Other Research Interests

    I am also interested in many other directions in astrophysics. I have worked on and published papers in the following fields:

    * Radiation mechanisms of broad-band emission of rotation-powered (radio and gamma-ray pulsars) and magnetic-powered (magnetars) neutron stars.
    * Strange quark stars, their formation, and possible observational signatures.
    * Black holes and accretion disks, jet launching, baryon loading, instability, role of magnetic fields, and neutrino emission.
    * Relativistic MHD and particle-in-cell numerical simulations on jet launching and propagation, particle acceleration and radiation.
    * Charged black holes, their neutralization and observational signatures.
    * Primordial black holes, their accretion and evaporation history.
    * Active galactic nuclei, especially the so-called blazars, their emission properties, jet launching mechanism, and relation to GRB jets.
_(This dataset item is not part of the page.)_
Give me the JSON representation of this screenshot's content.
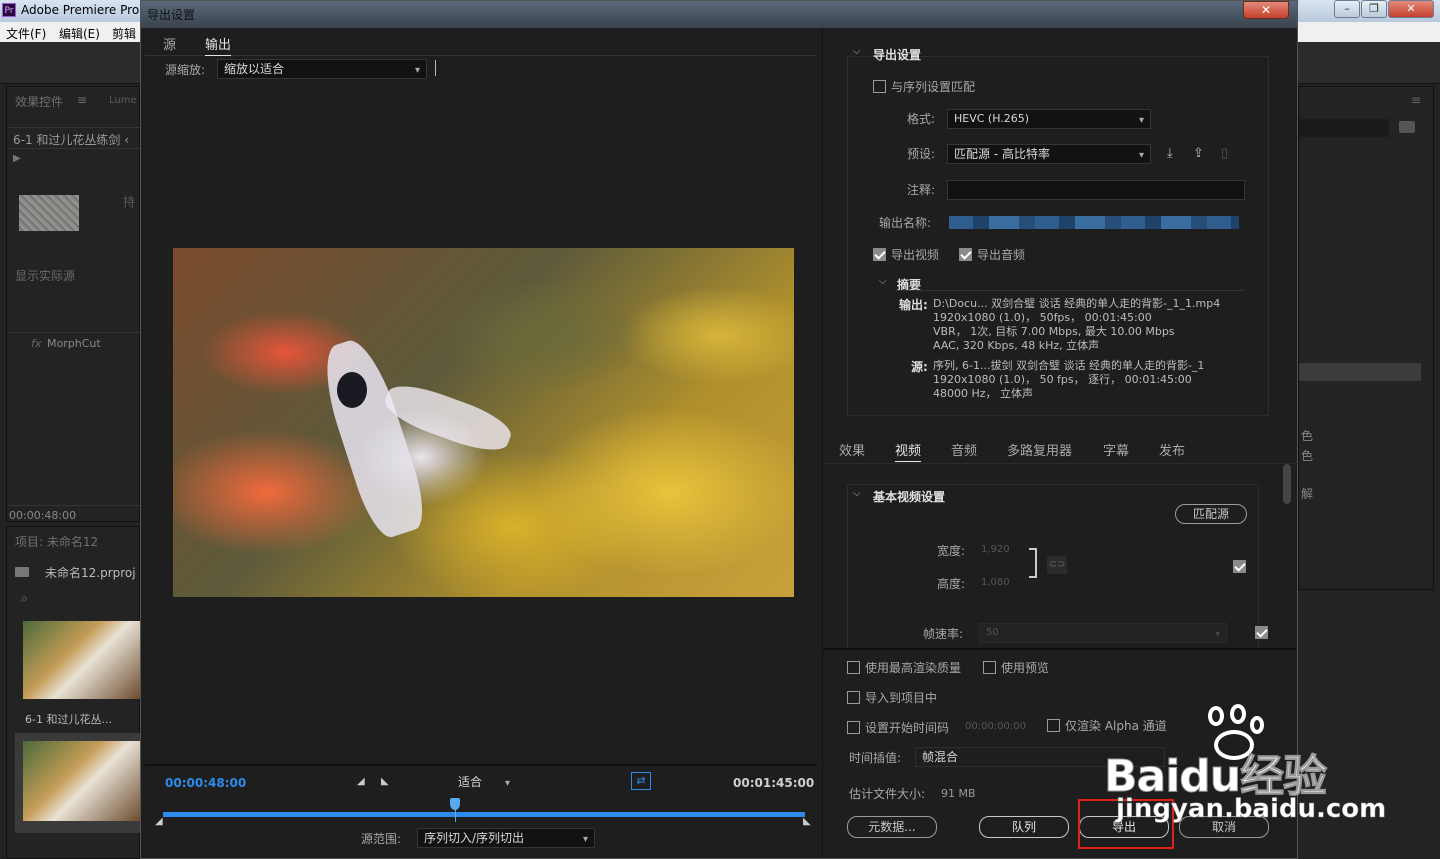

    * Tidal disruption events, especially the sources that produce relativistic jets.
    * Supernovae and general cosmic explosions, their photosphere evolution.
    * White dwarf pulsars, both spindown-powered and binary-interaction-powered.
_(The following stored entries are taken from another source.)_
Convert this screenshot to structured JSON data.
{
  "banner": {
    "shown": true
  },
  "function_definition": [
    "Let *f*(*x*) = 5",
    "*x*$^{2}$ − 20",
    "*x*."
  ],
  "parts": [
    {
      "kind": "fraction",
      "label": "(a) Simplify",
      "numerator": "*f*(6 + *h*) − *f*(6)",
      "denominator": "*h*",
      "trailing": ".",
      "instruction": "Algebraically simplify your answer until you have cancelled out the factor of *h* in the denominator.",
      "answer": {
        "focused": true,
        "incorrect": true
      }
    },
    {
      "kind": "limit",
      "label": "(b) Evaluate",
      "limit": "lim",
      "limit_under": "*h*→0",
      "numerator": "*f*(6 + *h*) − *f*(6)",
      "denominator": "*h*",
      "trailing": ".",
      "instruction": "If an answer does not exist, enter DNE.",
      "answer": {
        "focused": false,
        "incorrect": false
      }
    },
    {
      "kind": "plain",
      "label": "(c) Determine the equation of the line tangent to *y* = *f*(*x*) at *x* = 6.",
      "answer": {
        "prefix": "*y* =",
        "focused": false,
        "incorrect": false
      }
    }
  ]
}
    * Cosmic rays, from 100 TeV to ultra-high-energy cosmic rays (UHECRs).
    * High energy neutrinos, their production from GRBs and magnetars, neutrino oscillation and implications of Glashow resonance.
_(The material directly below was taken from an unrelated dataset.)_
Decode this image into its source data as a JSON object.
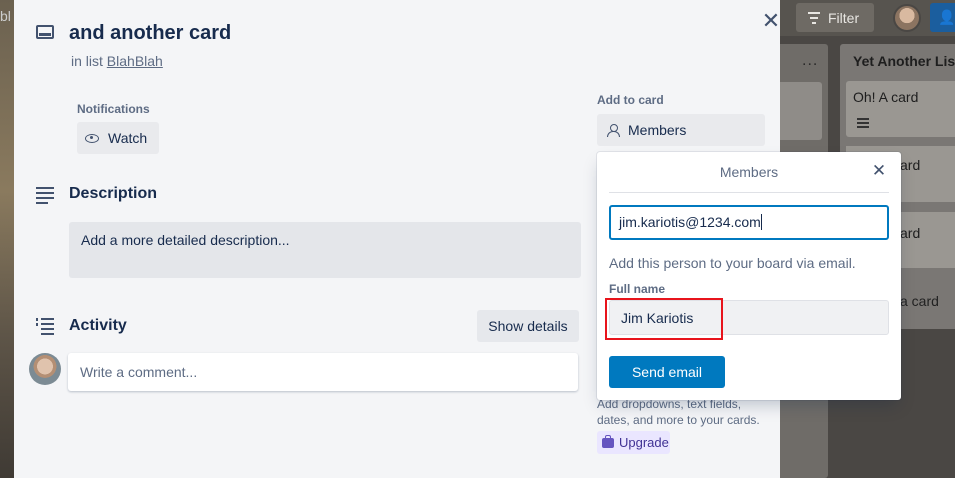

    * Dark matter, indirect detection, its relation to gamma-ray and electron/positron spectral excesses. Dark stars and observational constraints.
    * Using astrophysical probes (GRBs, FRBs, GWs, neutrinos) to constrain baryon mass density, dark matter, dark energy, large-scale structure, and fundamental physics (Lorentz invariance violation, weak equivalence principle, photon mass, etc.).
    * Gravitational lensing, application to FRBs and constraints on Hubble constant and other cosmological parameters.
    * Astrophysical turbulence and its applications in interstellar medium, pulsars, FRBs, GRBs, and pulsar wind nebulae.
    * Exoplanets, radiation signature of collisions among themselves and with host stars.
    * Collisions between comets/asteroids with neutron stars and even strange stars.
    * Relativistic astronomy: using trans-relativistic cameras to observe the universe and test fundamental physics.
    * Habitable galaxies in high-redshift universe.